O produtor WC no Beat também sacou essa ponte entre os dois estilos musicais e passou a chamar MCs de funk e rap para colocar suas vozes num álbum especial, que seria uma espécie de testamento do trap-funk. Após um ano de trabalho, nasceu o álbum “18K”, recheado de participações ilustres. Do lado do funk tem o TH, Lan, Pocahontas, Jhowzinho e Kadinho, Gaab, Hariel, Don Juan, Maneirinho e Cabelinho. Do trap vieram o BK’, Luccas Carlos, Rincon Sapiência, Cacife Clandestino, Pelé Mil Flows e outros mais. Todo mundo junto e misturado.

WC ressalta que as conexões entre rap e o funk de “18K” não são tão inusitadas assim, afinal, ambos são crias da cultura periférica. “O trap atualmente toma conta na maioria das festas ao redor do mundo, seja ele em forma de música eletrônica ou de MCs cantando em cima da base com essa sonoridade. O som do 808 (termo utilizado pra descrever o grave da música) também já vem sendo utilizado em outros estilos musicais atualmente. O funk e o rap são dois estilos que vieram dos mesmo lugares, mas com uma sonoridade única. Acredito que o funk e o rap tem muito pra evoluir e também se misturar”, garante.
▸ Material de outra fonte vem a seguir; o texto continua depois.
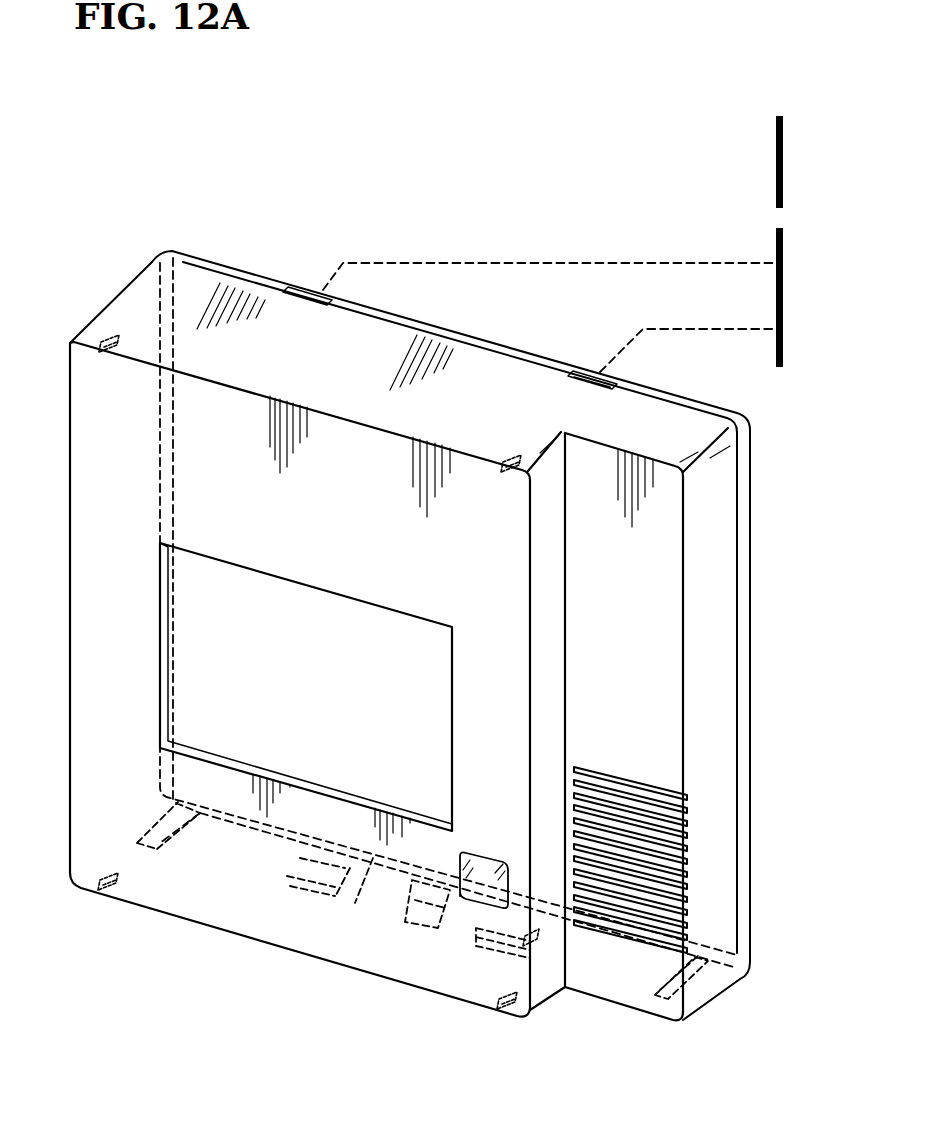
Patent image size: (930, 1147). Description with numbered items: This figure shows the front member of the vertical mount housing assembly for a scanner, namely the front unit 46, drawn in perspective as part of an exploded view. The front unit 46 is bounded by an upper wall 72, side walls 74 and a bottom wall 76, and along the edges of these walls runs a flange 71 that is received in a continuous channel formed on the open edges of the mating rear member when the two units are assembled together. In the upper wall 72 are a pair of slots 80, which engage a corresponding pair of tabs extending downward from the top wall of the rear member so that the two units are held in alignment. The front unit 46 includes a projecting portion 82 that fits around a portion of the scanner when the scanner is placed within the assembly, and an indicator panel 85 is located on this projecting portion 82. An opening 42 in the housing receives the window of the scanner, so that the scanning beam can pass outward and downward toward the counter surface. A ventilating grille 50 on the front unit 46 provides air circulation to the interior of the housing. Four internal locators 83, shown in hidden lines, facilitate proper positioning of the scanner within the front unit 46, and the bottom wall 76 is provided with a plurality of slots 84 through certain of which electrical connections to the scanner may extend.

The opening 42 is at (248, 762).
The front unit 46 is at (92, 488).
The ventilating grille 50 is at (665, 790).
The flange 71 is at (686, 396).
The upper wall 72 is at (406, 316).
The side walls 74 is at (173, 420).
The bottom wall 76 is at (258, 829).
The slots 80 is at (303, 290).
The projecting portion 82 is at (85, 376).
The internal locators 83 is at (113, 332).
The slots 84 is at (168, 838).
The indicator panel 85 is at (476, 855).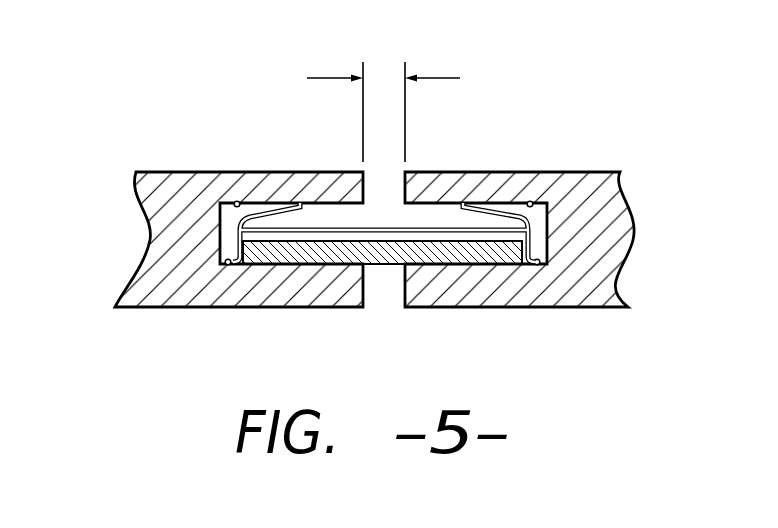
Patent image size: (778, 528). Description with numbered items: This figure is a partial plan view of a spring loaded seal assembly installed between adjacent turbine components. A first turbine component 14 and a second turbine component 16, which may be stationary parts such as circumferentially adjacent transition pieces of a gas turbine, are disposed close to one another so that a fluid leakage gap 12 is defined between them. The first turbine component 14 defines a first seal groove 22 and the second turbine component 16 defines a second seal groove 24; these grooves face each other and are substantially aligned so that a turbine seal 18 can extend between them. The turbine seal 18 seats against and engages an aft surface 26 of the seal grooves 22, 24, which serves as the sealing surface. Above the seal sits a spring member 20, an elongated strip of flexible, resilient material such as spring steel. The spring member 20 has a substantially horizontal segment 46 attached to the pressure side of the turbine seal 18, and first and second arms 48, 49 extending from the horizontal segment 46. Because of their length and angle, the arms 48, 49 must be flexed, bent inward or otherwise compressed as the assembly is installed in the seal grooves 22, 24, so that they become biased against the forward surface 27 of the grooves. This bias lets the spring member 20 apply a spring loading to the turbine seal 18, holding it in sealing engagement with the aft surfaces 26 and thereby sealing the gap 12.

The fluid leakage gap 12 is at (383, 77).
The first turbine component 14 is at (622, 220).
The second turbine component 16 is at (152, 197).
The turbine seal 18 is at (387, 272).
The spring member 20 is at (391, 181).
The first seal groove 22 is at (540, 235).
The second seal groove 24 is at (228, 236).
The aft surface 26 is at (225, 267).
The forward surface 27 is at (233, 200).
The horizontal segment 46 is at (335, 227).
The first arm 48 is at (503, 209).
The second arm 49 is at (276, 207).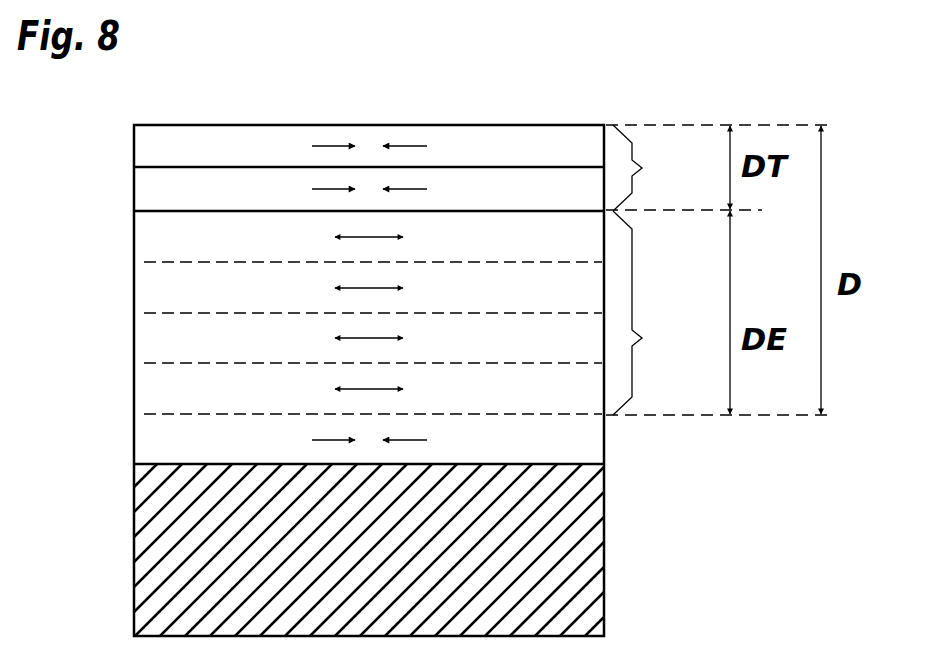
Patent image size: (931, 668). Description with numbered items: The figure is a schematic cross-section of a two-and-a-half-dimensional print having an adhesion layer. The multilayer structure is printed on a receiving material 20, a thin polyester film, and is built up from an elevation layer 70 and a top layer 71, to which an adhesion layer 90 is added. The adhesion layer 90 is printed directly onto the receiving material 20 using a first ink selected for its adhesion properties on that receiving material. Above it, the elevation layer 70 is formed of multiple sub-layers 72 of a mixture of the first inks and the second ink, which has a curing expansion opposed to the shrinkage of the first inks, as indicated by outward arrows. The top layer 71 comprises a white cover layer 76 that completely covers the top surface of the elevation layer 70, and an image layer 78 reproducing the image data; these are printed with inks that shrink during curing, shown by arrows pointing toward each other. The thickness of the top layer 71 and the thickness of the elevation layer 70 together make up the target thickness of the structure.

Um dos funkeiros presentes no álbum “18K”, o MC Cabelinho vem fazendo essa ligação com o rap há um bom tempo. Em entrevista ao Portal Kondzilla, ele fez questão de exaltar esse intercâmbio musical. “Esses dias tava no estúdio com o Felp 22. Ele me perguntou: cara, o que cê sente quando ouve um beat de rap? Respondi que sinto vontade de voar. Um sentimento de que agora posso escrever o que eu quero, dizer o que eu penso. No funk não tenho tanto liberdade. Digo por mim, não sei se todos os funkeiros pensam assim. Adoro fazer parceria com os rappers”.

Os MCs WM e Bin Laden acabaram não participando do “18K”, mas também são importantes nesse processo de atualização do funk/rap. Os dois também entraram na onda trap, só que através de colaborações com rappers e produtores da África, conhecidos pela marca do afrotrap — estilo popular em Angola e alguns outros países africanos de língua portuguesa que une o trap americano com beats do kuduro e da kizomba. WM encontrou o grupo Sevenlox, da Guiné Bissau, e soltou o clipe de “Sem Boi” no Canal Kondzilla. Já o Bin Laden foi convidado pelo Deejay Telio e Deedz B e foi até Angola gravar o clipe de “Tá Louca”.

Mais do que um reencontro entre o funk e o rap, o crescimento do trap-funk assinala a consolidação do funk como música pop brasileira dentro de um panorama da urban music mundial, capaz de unir São Paulo, Atlanta e Angola. “Acredito que o funk será a nova cena lá fora daqui a alguns anos, acreditem. Nosso ritmo vai contagiar o mundo inteiro. Acredito que o trap é o funk, os dois juntos”, finaliza WC no Beat.